Transport Talk column with Don MacKenzie

At its meeting last week, North Yorkshire County Council agreed its budget for 2017/18. Since 2011, like other county councils in England, the county will have experienced a reduction in spending power of £169 million by 2020, equivalent to a fall of 34 per cent.

Friday, 24th February 2017, 6:00 am
Updated Tuesday, 28th February 2017, 11:18 am
We are maintaining our winter gritting service at the current level of £6million per year.

The county’s share of council tax will increase by 1.99 per cent.

Additionally, there will be a two per cent precept to help pay for the rising costs of adult social care.

Savings have had to be made, and plans are in place to continue to reduce net spending over the next three years.

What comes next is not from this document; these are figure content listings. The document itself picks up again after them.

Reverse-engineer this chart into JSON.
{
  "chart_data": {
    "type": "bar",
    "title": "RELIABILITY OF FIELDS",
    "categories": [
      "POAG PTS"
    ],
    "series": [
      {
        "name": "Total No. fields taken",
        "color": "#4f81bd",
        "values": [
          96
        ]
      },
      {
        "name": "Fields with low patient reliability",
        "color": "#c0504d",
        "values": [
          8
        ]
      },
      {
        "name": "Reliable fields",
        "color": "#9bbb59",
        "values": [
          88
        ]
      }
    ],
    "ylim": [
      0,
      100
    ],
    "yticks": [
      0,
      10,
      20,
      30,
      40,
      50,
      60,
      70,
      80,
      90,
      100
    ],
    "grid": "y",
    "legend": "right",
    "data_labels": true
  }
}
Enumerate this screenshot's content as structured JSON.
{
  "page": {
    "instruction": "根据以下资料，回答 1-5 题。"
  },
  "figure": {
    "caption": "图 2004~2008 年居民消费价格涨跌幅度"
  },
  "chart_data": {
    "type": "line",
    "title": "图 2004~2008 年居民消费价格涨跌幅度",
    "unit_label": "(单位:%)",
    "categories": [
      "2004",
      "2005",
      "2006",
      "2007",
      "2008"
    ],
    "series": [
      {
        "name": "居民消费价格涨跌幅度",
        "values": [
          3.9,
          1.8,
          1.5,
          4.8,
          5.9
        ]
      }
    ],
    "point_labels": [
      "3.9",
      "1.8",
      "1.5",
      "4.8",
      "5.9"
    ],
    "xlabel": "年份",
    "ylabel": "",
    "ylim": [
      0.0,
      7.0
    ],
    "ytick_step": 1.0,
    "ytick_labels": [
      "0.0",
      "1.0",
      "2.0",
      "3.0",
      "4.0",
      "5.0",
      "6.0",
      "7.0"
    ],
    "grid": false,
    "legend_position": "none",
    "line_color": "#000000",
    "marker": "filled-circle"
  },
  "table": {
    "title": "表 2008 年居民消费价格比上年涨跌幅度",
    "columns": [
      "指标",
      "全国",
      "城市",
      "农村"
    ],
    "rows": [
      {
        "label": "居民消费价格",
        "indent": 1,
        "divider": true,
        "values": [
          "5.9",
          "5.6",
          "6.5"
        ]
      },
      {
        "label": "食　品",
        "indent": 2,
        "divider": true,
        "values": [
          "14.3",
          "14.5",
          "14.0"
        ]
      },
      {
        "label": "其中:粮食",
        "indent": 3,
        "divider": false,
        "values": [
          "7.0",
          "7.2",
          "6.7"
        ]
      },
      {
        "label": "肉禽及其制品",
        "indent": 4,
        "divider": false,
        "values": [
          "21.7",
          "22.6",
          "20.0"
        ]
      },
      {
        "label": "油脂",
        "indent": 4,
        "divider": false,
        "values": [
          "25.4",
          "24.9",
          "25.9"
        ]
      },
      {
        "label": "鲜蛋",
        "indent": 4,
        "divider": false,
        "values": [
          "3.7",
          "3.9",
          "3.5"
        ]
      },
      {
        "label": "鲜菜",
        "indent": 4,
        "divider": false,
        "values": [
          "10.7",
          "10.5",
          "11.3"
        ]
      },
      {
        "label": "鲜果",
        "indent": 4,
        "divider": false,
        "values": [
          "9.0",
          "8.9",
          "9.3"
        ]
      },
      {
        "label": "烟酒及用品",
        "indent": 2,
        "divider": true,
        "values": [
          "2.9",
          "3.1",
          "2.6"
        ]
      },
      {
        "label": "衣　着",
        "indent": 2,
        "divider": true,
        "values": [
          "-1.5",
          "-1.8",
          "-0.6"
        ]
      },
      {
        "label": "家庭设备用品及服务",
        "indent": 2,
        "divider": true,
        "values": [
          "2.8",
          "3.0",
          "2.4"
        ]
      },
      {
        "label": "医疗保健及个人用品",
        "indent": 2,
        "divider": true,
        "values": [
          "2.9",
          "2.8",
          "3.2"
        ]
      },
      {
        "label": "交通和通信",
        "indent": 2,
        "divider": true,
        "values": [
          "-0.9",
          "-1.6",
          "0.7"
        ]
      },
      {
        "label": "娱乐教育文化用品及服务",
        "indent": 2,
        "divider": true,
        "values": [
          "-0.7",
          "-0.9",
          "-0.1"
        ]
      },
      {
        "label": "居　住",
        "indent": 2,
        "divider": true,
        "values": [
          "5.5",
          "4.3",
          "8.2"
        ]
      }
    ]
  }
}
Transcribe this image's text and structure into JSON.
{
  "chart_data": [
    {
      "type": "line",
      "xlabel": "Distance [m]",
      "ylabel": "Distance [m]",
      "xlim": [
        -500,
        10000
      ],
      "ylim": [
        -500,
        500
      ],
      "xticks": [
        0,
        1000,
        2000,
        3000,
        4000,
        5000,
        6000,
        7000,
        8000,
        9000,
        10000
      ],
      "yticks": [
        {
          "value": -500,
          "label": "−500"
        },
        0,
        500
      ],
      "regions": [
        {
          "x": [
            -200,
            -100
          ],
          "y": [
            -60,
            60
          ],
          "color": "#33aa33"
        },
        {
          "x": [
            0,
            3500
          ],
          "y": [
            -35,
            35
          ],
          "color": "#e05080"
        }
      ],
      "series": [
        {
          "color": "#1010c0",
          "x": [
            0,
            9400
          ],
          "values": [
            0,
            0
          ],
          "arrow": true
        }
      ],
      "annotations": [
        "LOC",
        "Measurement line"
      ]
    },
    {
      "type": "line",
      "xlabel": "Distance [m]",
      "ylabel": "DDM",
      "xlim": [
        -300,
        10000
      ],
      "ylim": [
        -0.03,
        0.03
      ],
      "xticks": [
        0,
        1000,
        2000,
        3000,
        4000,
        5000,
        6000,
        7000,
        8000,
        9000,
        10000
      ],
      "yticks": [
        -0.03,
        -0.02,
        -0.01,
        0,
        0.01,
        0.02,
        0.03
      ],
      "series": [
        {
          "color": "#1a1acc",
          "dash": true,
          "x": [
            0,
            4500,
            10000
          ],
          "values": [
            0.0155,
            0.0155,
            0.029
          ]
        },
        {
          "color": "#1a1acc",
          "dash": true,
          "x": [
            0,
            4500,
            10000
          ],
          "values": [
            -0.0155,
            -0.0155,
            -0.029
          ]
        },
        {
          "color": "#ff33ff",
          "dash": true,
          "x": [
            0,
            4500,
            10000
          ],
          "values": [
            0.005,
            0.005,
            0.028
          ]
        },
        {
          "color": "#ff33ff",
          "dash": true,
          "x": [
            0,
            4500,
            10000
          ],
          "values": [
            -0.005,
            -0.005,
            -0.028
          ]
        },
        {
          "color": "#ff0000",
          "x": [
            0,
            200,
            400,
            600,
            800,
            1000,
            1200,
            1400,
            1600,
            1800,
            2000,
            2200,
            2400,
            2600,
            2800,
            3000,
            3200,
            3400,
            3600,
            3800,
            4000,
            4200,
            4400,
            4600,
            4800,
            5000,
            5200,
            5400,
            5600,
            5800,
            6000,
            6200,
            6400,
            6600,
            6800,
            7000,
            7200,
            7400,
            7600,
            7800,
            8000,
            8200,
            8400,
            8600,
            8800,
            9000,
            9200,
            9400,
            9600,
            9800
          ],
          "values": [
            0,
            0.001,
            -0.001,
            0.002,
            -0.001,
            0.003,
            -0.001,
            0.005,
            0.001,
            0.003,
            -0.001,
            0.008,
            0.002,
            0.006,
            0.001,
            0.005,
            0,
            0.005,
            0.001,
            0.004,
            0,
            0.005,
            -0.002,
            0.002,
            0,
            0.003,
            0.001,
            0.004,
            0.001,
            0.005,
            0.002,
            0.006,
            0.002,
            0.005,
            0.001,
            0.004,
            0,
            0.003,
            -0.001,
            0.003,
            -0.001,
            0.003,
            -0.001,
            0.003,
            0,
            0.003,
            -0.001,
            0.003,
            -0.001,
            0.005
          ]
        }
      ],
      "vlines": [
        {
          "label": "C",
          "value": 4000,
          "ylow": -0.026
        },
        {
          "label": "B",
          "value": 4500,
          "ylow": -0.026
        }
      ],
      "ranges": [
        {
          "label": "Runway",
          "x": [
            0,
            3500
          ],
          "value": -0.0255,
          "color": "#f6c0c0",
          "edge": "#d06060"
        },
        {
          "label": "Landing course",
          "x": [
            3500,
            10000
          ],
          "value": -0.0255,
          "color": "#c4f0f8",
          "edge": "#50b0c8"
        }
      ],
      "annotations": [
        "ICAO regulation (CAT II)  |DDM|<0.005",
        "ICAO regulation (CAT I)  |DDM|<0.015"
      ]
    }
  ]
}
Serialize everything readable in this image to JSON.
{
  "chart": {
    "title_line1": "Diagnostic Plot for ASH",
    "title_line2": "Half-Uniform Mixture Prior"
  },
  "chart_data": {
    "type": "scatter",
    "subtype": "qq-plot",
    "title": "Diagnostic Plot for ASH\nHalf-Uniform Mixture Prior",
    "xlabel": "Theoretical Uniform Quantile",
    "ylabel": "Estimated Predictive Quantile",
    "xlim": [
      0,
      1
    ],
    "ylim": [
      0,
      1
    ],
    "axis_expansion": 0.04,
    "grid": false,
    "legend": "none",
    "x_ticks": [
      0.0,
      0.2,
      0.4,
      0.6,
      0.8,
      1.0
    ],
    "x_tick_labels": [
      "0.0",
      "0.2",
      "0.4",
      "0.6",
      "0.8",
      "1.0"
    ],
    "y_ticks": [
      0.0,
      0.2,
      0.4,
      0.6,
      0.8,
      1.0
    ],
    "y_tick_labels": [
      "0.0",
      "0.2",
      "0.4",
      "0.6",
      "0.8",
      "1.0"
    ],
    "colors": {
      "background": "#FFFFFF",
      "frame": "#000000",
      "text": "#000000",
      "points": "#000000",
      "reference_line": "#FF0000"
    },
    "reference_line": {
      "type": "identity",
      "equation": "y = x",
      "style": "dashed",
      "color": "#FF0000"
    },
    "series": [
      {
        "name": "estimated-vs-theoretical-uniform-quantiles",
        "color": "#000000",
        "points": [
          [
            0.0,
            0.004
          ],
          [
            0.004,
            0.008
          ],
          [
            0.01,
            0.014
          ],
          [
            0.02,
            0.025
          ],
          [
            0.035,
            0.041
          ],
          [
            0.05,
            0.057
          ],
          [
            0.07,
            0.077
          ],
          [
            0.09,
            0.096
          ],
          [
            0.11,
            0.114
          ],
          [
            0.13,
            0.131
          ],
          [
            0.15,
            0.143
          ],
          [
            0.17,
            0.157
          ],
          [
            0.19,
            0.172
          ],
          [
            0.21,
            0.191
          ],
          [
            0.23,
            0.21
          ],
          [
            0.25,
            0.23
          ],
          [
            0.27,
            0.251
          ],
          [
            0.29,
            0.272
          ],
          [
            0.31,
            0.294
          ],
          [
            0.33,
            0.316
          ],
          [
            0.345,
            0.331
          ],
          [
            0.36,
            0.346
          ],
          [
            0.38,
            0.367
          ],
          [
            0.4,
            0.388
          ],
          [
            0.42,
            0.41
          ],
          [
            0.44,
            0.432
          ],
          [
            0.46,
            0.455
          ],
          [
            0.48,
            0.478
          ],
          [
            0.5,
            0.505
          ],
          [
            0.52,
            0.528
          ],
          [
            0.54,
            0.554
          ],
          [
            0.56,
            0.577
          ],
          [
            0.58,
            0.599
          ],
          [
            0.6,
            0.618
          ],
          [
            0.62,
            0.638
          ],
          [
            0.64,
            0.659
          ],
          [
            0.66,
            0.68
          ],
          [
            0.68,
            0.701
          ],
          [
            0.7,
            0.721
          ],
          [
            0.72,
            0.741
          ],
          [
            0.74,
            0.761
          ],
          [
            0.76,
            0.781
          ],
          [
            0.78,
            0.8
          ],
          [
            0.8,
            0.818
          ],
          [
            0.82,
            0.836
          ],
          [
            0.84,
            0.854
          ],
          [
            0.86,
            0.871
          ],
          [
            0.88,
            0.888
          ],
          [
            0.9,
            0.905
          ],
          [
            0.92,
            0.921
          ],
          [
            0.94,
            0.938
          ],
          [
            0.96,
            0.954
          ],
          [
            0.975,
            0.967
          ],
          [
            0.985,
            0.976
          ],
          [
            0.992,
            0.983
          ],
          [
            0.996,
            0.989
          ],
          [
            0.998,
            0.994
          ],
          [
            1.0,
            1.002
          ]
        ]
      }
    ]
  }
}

In the first place NYCC has always looked to back-office, non-front-line operations as priority areas for reductions, as well as taking steps to increase income.

The county council has statutory duties in relation to education and children’s services, and has responsibilities for adult social care.

As the number of residents aged over 65 increases both in absolute terms and as a percentage of the total population of North Yorkshire, so costs increase.

Adult social care now accounts for over 40 per cent of the county’s total budget.

Against this challenging backdrop, I am pleased to confirm that key parts of my own portfolio are being protected from further downward pressure.

We intend to maintain our support of bus subsidies in rural areas, where passenger numbers are too low to enable the bus operators to run a commercially viable service.

We invest £1.5m of taxpayers’ money in subsidised bus services each year.

This is on top of the £8m that NYCC pays out to bus companies for concessionary journeys made by bus pass holders, another area of protected investment.

We are very lucky in Harrogate to have some of the finest bus services anywhere in the UK, and they pay for themselves.

On the other hand, there are villages very close to our towns which would have no bus service at all without the help given by NYCC, and it is vital we protect that support.

We are maintaining our winter gritting service at the current level of £6m per year, which is one of the highest anywhere, and which allows us to treat the greatest proportion of our key highways network of any authority in the country.

Highways maintenance and repairs continue to be of the highest priority. Central government confirmed our capital allocation for maintenance at £26.6m for 2017/18, in addition to further contributions from the Pothole Action Fund of £2.4m, and £5.1m from the National Productivity Investment Fund.

All these sums are on top of previously confirmed spending commitments totalling £44m during the years 2014-2021.

Improvements in sustainable transport, especially cycling, will also be targeted, boosted by the successful bid by NYCC for just under £1m from the Government’s Access Fund.

This will be increased to £1.1m by a contribution from the county, and will be spent on schemes to encourage the use of sustainable transport in Harrogate, Scarborough and Skipton.

The county will continue to increase funding of bids for highways improvement schemes, including those for the A59.

A proposal to bid for funding of a diversion of that key trans-Pennine route at Kex Gill is at an advanced stage, whilst work continues to study the viability of, and options for, a Harrogate Relief Road in order to address widespread concern on the part of residents about congestion on our existing town centre roads, and about the resultant air quality problems at certain busy junctions.

Broadband and mobile telephony remain key targets for investment by NYCC.

The county, through its broadband company SFNY, will shortly confirm the award of a contract worth up to £30m in the latest phase of expansion of superfast (>24Mbps) broadband throughout North Yorkshire.